I contadini minacciano di utilizzare ancora più pesticidi?

Luglio 09, 2018 - 09:59

I divieti sui pesticidi incontrerebbero il favore della maggioranza della popolazione svizzera.

Pesticidi: la maggioranza della popolazione vorrebbe il loro divieto, ma gli agricoltori non ci stanno: “piuttosto rinunciamo alle sovvenzioni”. È quanto emerge da un sondaggio condotto dal gruppo editoriale Tamedia.

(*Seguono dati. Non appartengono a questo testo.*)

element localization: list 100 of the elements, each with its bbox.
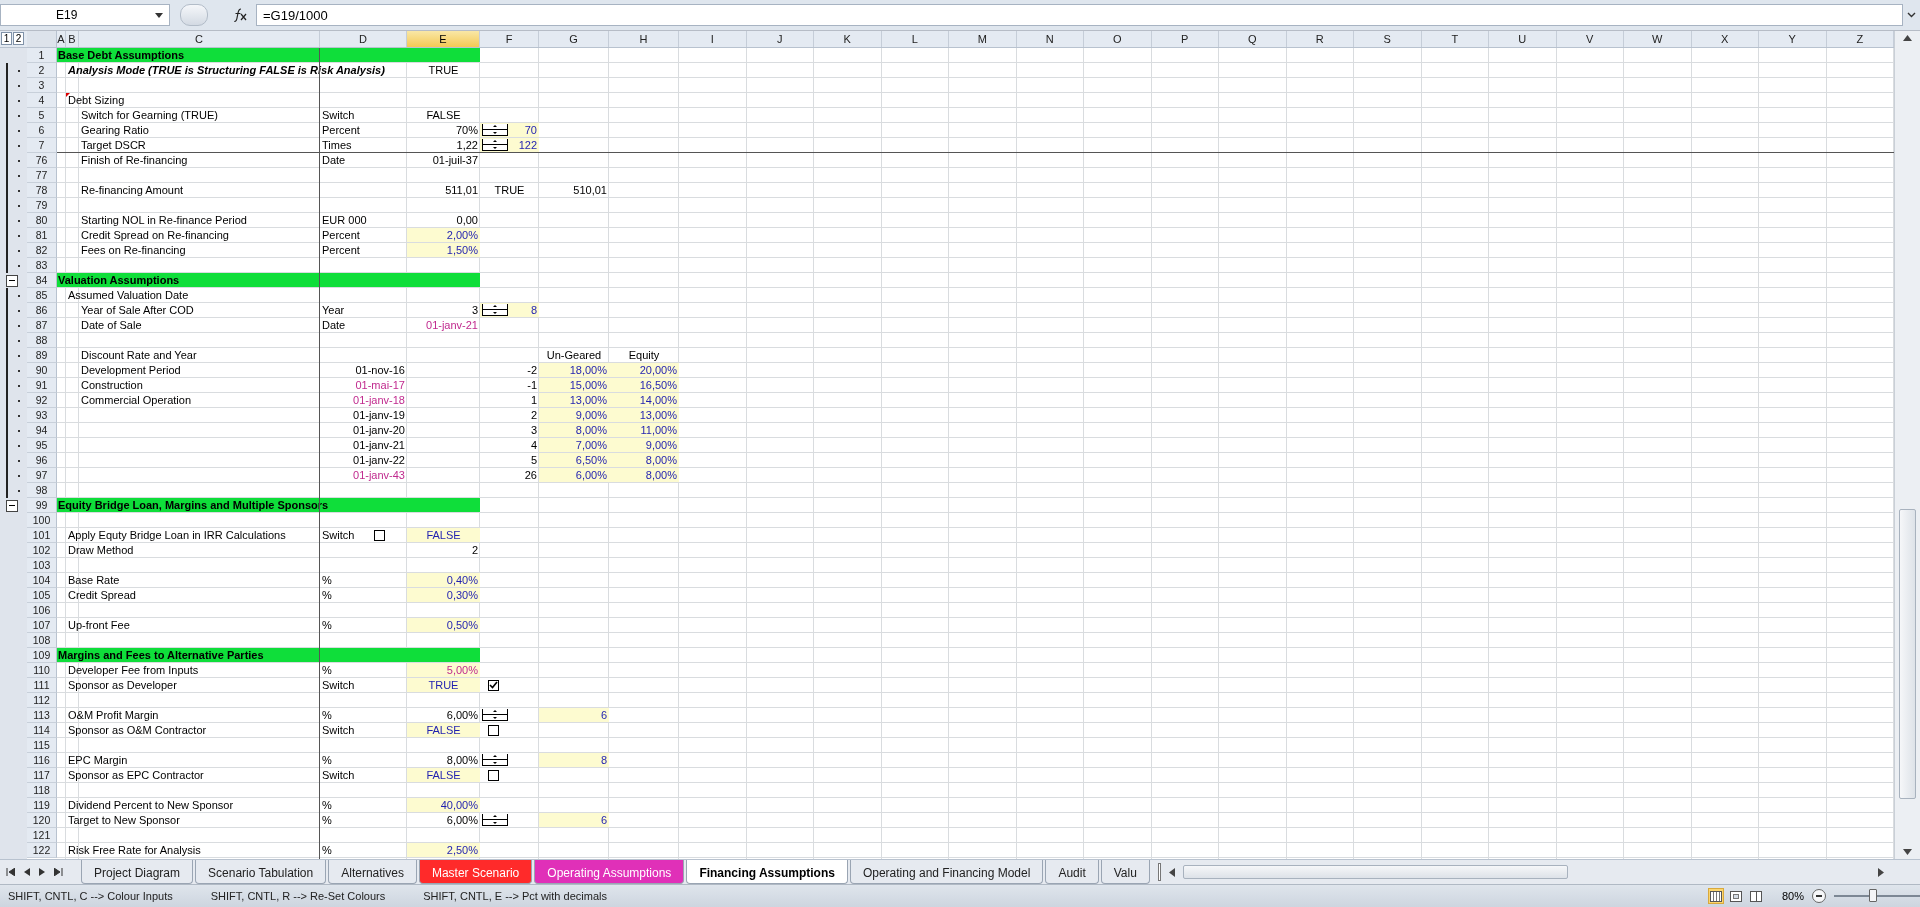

Stando ai dati raccolti dal più grande gruppo editoriale svizzero il 68% dei cittadini si dichiara favorevole all’iniziativa Acqua potabile pulita, che chiede che le sovvenzioni per l’agricoltura siano erogate solo agli agricoltori che rinunciano all’utilizzo di pesticidi. Per quanto riguarda l’iniziativa per un divieto dell’utilizzo di pesticidi sintetici è bel 72% della popolazione a schierarsi a favore.
“Non importa se di destra o di sinistra, molti vogliono dare l'esempio! La biodiversità è diminuita drasticamente, i lombrichi sono rari in molti luoghi”, dichiara Franziska Herren, come riporta 20Minuten. “L'acqua potabile è contaminata, i pesticidi sintetici come il cloridazone sono difficilmente degradabili. Gli effetti collaterali per gli esseri umani e gli animali non sono chiari. Questo è un rischio troppo grande”. Secondo Herren il piano del Consiglio federale per ridurre l’utilizzo di pesticidi non sarebbe sufficiente. "Gli agricoltori e le autorità sono spaventati, sono sotto pressione. Alcuni agricoltori stanno già minacciando che se si dicesse sì all'iniziativa sull'acqua potabile pulita preferirebbero fare a meno delle sovvenzioni e spruzzare ancora più pesticidi”. Spiega Herren. “Una minaccia inquietante”.
Secondo Markus Ritter, consigliere nazionale del Ppd e presidente dell’Unione svizzera dei contadini, alcuni agricoliori, dovesse passare l’iniziativa, rinuncerebbero alle sovvenzioni per continuare a fare utilizzo di pesticidi (non parla tuttavia di aumento). Il bando dei pesticidi inoltre comporterebbe un aumento dei prezzi di frutta e verdura e promuoverebbe il turismo degli acquisti all’estero. Ritter si schiera con il piano di azione del Consiglio federale e non si dice preoccupato dai risultati del sondaggio. “l livello di conoscenza della popolazione è ancora troppo basso”.